Given everything I’ve said above, what makes sense for the next several quarters?

  • Avoid long-term debt right now, if possible. I would advise most people to wait until interest rates and credit conditions are more favorable for borrowers. Even SMB borrowers might find better options in 12 months than we see today.
  • Delay real estate purchases. The summer months sometimes cause families to reconsider purchasing a summer or vacation home. If your long-term plan called for this, you might want to consider delaying one more year. Credit conditions could be more favorable by next year. A short-term rental of a cabin on a lake could be a much better option.
  • Avoid big changes. I don’t recommend large changes to investment portfolios, at this time. This is a good time to hold steady and watch carefully—something we already do on your behalf.
  • Stay with your long-term plan. The financial plans we design for clients anticipate periods like this where forces are in tension against each other.
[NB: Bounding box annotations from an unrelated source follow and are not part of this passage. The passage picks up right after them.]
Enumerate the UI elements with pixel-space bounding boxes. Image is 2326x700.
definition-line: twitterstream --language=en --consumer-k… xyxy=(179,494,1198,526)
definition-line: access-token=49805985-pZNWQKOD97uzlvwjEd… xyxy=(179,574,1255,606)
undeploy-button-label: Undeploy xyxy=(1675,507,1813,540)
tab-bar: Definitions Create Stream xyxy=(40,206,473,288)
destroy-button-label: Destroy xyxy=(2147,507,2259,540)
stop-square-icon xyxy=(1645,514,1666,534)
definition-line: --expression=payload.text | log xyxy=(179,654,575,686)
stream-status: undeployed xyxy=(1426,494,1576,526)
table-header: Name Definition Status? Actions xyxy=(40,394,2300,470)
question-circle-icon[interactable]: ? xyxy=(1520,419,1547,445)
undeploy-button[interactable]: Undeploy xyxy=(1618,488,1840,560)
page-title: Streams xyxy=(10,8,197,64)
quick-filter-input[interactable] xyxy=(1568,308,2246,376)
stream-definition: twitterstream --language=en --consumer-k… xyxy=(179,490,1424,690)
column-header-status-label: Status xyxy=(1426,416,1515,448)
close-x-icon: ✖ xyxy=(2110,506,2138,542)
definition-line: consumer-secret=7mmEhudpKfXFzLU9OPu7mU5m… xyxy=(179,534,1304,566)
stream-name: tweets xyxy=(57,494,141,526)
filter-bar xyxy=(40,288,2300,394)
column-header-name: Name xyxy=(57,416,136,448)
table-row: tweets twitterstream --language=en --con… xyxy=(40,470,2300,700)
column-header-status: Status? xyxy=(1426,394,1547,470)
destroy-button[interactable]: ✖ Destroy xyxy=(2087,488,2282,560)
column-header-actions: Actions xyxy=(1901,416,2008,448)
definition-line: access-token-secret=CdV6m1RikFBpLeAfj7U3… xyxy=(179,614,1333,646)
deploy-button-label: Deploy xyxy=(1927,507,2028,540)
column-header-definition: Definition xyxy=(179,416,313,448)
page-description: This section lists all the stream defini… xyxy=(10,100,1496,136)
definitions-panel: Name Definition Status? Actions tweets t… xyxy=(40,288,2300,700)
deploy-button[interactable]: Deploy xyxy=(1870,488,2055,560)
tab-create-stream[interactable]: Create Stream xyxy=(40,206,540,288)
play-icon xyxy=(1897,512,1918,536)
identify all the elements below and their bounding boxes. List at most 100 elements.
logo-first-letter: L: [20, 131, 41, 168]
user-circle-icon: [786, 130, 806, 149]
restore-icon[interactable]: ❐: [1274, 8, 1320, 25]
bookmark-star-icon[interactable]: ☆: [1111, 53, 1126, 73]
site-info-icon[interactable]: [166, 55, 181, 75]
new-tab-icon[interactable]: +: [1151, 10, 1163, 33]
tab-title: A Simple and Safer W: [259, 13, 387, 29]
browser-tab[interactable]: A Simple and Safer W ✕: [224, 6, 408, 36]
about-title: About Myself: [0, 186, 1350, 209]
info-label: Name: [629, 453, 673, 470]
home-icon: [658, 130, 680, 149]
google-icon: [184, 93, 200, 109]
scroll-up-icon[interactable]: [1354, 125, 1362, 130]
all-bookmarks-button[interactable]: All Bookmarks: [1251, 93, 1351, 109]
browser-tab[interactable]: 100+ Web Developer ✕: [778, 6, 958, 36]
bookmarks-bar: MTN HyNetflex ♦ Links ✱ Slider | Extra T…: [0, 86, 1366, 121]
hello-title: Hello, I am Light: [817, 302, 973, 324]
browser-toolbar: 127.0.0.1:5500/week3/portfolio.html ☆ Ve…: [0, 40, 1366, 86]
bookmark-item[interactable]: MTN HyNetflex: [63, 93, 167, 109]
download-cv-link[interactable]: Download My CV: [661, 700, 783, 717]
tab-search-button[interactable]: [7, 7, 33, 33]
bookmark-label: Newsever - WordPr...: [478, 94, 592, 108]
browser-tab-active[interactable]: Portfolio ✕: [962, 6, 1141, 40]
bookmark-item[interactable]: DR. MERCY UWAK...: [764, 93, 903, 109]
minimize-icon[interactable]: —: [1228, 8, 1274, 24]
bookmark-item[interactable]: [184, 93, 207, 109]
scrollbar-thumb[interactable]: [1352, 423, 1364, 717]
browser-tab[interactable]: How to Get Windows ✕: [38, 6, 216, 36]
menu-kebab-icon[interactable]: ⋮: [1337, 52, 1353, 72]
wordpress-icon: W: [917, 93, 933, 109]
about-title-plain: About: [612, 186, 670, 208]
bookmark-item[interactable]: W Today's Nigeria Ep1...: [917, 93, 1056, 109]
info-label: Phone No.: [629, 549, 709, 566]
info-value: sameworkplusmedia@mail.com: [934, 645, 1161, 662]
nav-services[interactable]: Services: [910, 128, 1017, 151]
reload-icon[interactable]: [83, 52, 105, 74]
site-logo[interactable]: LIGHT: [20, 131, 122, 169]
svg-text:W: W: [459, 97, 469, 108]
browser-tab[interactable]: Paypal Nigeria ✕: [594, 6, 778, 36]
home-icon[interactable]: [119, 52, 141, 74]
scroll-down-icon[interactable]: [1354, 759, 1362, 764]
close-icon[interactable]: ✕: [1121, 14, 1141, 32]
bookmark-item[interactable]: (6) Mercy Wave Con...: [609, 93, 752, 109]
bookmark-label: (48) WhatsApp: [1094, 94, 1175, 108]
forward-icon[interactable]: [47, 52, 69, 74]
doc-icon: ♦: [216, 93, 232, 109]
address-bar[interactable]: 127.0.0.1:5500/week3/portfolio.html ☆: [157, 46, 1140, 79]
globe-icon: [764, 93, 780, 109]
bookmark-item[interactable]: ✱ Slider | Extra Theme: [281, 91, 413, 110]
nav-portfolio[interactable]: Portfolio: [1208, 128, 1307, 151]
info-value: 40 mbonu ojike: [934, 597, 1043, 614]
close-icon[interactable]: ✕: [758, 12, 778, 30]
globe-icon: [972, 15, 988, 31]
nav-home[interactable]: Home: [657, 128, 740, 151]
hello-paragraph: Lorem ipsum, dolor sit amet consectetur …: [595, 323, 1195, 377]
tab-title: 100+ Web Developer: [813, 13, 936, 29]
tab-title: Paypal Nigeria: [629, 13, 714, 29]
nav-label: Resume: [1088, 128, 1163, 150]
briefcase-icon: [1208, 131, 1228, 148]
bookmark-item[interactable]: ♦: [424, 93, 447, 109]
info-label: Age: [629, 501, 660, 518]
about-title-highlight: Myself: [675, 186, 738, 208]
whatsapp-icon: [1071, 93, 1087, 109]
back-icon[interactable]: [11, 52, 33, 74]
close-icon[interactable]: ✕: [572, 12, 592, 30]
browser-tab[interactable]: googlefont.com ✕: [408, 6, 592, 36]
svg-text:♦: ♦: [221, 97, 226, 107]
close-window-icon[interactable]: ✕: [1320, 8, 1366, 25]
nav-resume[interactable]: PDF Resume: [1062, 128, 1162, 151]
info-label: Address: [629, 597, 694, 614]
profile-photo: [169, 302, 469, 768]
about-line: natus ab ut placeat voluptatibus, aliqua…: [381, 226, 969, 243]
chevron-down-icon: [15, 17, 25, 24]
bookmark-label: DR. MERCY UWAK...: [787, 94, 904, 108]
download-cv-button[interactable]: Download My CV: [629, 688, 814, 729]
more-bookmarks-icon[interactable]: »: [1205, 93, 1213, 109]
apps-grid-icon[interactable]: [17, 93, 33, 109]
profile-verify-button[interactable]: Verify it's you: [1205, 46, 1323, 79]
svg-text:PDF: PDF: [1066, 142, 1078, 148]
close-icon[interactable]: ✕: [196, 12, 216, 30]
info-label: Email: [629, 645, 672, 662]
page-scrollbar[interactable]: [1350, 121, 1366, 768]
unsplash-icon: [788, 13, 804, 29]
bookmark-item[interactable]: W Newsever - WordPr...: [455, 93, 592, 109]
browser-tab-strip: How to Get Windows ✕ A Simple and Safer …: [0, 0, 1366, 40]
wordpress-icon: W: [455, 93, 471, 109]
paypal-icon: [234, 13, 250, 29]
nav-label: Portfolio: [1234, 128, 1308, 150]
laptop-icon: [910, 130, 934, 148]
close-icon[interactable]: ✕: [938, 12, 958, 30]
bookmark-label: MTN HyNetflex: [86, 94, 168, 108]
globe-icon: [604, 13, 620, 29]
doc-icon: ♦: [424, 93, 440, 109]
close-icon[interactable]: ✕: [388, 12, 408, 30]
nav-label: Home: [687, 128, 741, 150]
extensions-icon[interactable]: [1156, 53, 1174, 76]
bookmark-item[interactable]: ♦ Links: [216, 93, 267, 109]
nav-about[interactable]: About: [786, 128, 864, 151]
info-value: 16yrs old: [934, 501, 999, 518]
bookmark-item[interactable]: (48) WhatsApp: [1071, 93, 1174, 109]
A long-term plan, I believe, is still your best bet to achieve lasting and meaningful wealth.
  • Talk to your advisor. This is a good time to review your long-term plan with your advisor. The summer months provide many people with a more relaxed schedule.


Wrap Up

I cannot predict the future. However, at Strait & Sound we believe clients with the discipline to follow long-term plans are most likely to achieve their long-term wealth goals. Building wealth takes time, patience and tenacity. It’s nearly always a good idea to live within, or preferably beneath, your means so you can save, invest and build financial strength. These are crucial disciplines to achieving complete financial independence, where you never have to worry about money again. If you have questions about anything I’ve said here, please know my door is open.